Project one involves an initial investment of $500,000. Here are the projected cash flows for the next seven years. The appropriate discount rate is 10%.

  • First year: 50,000.
  • Second year: 100,000.
  • Third year: 300,000.
  • Fourth year: 75,000.
  • Fifth year: 125,000.
  • Sixth year: 250,000.
  • Seventh: 50,000.

To start, calculate the sum of the annual cash flows. 50,000 + 100,000 + 300,000 + 75,000 + 125,000 + 250,000 + 50,000 = $950,000.

Now, divide that by the initial investment 950,000/500,000 = 1.9. This means that this project does add value.

Project 2

Project 2 involves an initial investment of $300,000. The projected seven-year cash flows look like this.

  • First year: 10,000.
  • Second year:  50,000.
  • Third year: 100,000.
  • Fourth year: 150,000.
  • Fifth year: 20,000.
  • Sixth year: 50,000.
  • Seventh year: 10,000.

Once again, calculate the sum of the annual cash flows. 10,000 + 50,000 + 100,000 + 150,000 + 20,000 + 50,000 + 10,000 = $390,000.
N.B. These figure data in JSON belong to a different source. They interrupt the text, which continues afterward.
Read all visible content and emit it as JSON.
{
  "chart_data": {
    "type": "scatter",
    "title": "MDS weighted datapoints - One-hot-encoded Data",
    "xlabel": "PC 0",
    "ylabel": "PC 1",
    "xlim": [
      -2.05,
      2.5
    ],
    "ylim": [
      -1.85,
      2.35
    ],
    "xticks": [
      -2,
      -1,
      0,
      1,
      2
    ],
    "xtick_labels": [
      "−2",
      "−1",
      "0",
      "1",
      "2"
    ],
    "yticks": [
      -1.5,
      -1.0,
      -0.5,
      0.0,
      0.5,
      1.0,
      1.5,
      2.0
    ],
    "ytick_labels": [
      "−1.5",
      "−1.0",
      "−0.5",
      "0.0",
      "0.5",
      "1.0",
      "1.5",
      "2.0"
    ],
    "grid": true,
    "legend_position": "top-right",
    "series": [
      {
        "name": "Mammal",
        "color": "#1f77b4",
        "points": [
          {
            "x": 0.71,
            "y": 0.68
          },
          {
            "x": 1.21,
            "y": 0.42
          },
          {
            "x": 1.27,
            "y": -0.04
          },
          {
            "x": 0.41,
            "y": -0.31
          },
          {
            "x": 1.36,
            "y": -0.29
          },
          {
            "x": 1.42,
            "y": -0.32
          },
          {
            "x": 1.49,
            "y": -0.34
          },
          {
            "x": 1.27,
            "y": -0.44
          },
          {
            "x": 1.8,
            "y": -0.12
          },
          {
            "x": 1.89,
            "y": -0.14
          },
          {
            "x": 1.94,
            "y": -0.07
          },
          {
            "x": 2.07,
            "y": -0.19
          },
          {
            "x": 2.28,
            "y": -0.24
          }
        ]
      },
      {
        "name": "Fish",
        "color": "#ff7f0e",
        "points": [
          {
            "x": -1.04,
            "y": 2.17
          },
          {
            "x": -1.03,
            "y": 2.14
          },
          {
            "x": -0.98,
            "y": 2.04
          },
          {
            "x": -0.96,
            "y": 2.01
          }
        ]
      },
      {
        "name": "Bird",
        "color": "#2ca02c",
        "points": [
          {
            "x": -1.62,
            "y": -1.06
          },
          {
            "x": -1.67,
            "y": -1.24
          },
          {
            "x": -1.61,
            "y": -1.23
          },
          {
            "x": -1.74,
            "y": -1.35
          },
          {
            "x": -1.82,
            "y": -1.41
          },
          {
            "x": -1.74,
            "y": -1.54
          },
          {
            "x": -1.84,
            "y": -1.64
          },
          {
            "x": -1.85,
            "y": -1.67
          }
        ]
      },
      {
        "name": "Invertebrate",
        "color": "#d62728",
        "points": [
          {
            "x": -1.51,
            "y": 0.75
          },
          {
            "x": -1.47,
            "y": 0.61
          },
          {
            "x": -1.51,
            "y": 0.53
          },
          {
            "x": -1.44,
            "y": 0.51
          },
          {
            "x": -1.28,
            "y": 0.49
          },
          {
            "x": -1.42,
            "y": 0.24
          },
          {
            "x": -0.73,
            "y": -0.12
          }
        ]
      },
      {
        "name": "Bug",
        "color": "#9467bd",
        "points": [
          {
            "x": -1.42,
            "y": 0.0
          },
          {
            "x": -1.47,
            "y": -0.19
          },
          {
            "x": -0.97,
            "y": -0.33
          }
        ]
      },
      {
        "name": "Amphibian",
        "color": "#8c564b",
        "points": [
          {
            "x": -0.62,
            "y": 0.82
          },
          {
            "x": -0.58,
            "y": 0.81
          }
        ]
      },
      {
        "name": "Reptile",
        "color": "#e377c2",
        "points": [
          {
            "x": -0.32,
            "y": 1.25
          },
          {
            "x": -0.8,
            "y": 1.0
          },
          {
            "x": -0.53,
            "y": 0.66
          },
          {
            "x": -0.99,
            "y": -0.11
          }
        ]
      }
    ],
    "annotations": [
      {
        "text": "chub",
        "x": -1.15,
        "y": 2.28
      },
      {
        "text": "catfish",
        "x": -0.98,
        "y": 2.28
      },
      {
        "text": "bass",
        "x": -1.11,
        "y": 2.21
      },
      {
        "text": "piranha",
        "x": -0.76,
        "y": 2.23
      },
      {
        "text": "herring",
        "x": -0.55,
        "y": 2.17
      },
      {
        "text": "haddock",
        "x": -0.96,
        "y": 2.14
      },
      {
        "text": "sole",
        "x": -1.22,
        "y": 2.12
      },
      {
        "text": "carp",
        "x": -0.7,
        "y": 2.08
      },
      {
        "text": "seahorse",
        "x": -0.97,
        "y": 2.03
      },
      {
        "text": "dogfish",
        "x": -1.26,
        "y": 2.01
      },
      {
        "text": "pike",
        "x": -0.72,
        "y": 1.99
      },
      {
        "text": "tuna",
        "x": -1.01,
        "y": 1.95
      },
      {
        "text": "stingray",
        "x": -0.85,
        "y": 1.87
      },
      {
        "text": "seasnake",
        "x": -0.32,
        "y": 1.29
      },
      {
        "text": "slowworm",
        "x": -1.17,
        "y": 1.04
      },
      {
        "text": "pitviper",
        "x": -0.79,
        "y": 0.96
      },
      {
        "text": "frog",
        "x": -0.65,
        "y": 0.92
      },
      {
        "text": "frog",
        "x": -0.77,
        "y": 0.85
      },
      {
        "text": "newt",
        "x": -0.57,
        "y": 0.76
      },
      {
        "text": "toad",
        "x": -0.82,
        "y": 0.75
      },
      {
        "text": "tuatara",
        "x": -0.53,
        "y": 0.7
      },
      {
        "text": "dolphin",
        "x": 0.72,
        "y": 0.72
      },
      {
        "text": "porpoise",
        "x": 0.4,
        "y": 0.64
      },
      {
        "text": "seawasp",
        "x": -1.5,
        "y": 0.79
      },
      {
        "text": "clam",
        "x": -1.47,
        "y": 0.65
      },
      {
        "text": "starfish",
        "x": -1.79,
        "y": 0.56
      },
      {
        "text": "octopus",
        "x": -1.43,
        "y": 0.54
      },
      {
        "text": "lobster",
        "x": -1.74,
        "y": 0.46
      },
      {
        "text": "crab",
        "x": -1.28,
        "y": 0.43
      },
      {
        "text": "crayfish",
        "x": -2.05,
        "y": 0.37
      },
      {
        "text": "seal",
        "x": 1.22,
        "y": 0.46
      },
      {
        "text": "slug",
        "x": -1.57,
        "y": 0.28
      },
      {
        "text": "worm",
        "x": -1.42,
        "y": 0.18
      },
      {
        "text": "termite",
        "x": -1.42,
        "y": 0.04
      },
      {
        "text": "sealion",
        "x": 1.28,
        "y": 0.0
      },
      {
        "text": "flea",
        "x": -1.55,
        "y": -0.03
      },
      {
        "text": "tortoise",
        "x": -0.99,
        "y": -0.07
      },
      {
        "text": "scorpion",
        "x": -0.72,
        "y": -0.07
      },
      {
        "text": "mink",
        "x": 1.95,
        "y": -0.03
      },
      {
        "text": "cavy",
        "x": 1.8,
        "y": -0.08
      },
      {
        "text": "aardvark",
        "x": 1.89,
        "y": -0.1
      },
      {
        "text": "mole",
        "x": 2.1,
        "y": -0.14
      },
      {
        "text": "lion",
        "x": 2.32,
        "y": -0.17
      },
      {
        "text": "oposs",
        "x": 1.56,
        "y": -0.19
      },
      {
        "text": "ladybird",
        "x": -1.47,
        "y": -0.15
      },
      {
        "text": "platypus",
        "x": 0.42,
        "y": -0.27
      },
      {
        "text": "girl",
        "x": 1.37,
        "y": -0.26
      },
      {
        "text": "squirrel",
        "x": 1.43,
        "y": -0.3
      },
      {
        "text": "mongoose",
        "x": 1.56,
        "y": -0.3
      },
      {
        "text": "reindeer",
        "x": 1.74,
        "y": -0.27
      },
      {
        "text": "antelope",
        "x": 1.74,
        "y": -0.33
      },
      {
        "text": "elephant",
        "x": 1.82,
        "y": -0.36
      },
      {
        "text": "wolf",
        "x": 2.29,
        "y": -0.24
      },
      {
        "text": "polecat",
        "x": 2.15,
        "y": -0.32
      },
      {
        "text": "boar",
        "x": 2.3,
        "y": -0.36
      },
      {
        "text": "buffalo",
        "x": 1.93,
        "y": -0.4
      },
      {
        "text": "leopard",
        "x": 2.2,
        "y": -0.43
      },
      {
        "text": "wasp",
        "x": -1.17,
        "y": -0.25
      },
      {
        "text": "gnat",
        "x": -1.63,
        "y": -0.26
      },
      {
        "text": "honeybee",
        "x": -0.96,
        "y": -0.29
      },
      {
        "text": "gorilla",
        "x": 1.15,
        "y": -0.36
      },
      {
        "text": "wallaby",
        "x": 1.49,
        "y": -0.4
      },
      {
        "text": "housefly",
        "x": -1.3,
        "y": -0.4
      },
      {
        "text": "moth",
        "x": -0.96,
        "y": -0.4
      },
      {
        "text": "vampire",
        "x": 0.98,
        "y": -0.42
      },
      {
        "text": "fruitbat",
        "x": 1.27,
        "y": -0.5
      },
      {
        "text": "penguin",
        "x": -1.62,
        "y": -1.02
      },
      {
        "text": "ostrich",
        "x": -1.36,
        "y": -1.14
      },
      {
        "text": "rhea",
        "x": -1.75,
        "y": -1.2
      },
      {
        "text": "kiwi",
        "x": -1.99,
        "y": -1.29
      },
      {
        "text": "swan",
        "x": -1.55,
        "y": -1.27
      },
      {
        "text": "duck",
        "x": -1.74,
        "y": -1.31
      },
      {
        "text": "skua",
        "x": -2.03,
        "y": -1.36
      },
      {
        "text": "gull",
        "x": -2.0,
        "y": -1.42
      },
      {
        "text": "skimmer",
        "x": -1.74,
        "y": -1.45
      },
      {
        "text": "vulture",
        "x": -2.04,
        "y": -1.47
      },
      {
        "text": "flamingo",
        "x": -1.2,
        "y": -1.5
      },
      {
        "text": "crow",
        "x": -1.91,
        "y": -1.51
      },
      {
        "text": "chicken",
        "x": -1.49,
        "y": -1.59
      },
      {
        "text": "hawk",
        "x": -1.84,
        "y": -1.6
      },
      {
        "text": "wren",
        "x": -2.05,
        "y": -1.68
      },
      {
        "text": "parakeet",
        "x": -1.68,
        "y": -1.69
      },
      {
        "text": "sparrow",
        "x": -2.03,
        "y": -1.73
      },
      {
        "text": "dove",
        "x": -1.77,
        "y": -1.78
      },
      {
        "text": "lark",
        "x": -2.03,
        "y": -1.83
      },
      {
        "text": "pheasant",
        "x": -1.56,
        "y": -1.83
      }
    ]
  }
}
Again, divide this sum by the initial investment. 390,000/300,000 = 1.3. This project also adds value. However, it is not projected to be as profitable as project 1.

In this case, since the company can only choose one project, their choice should be project one.

Here’s another brief example. No calculations are necessary. Imagine that your company has $1.5 million for capital investments. You are considering ten possibilities, but don’t have the funds for all of them. To determine how to move forward, you can calculate the profitability index for each potential expenditure. Then, choose the options with the highest profitability index until you hit your $1.5 million dollar investment cap.

So What Does Profitability Index Mean?

Now you know how to calculate the profitability index, here are the things you can take away from the final calculation.

  • If you get a profitability index that is greater than one, the project or expenditure has the potential to generate value. You should consider moving forward with it.
  • If the profitability index is less than one, the project has a negative impact on value. You should not proceed in order to avoid a loss.
  • If the profitability index is equal to one, there is no loss or gain. In this case, you may proceed or not based on other factors.

With the project profitability index, the higher the number, the better the investment.

Wrapping IT Up

The profitability index is a simple formula to learn that offers you great insights into the potential value of investments and projects. Use this calculation to help you make the most profitable choices with your money and grow your business further!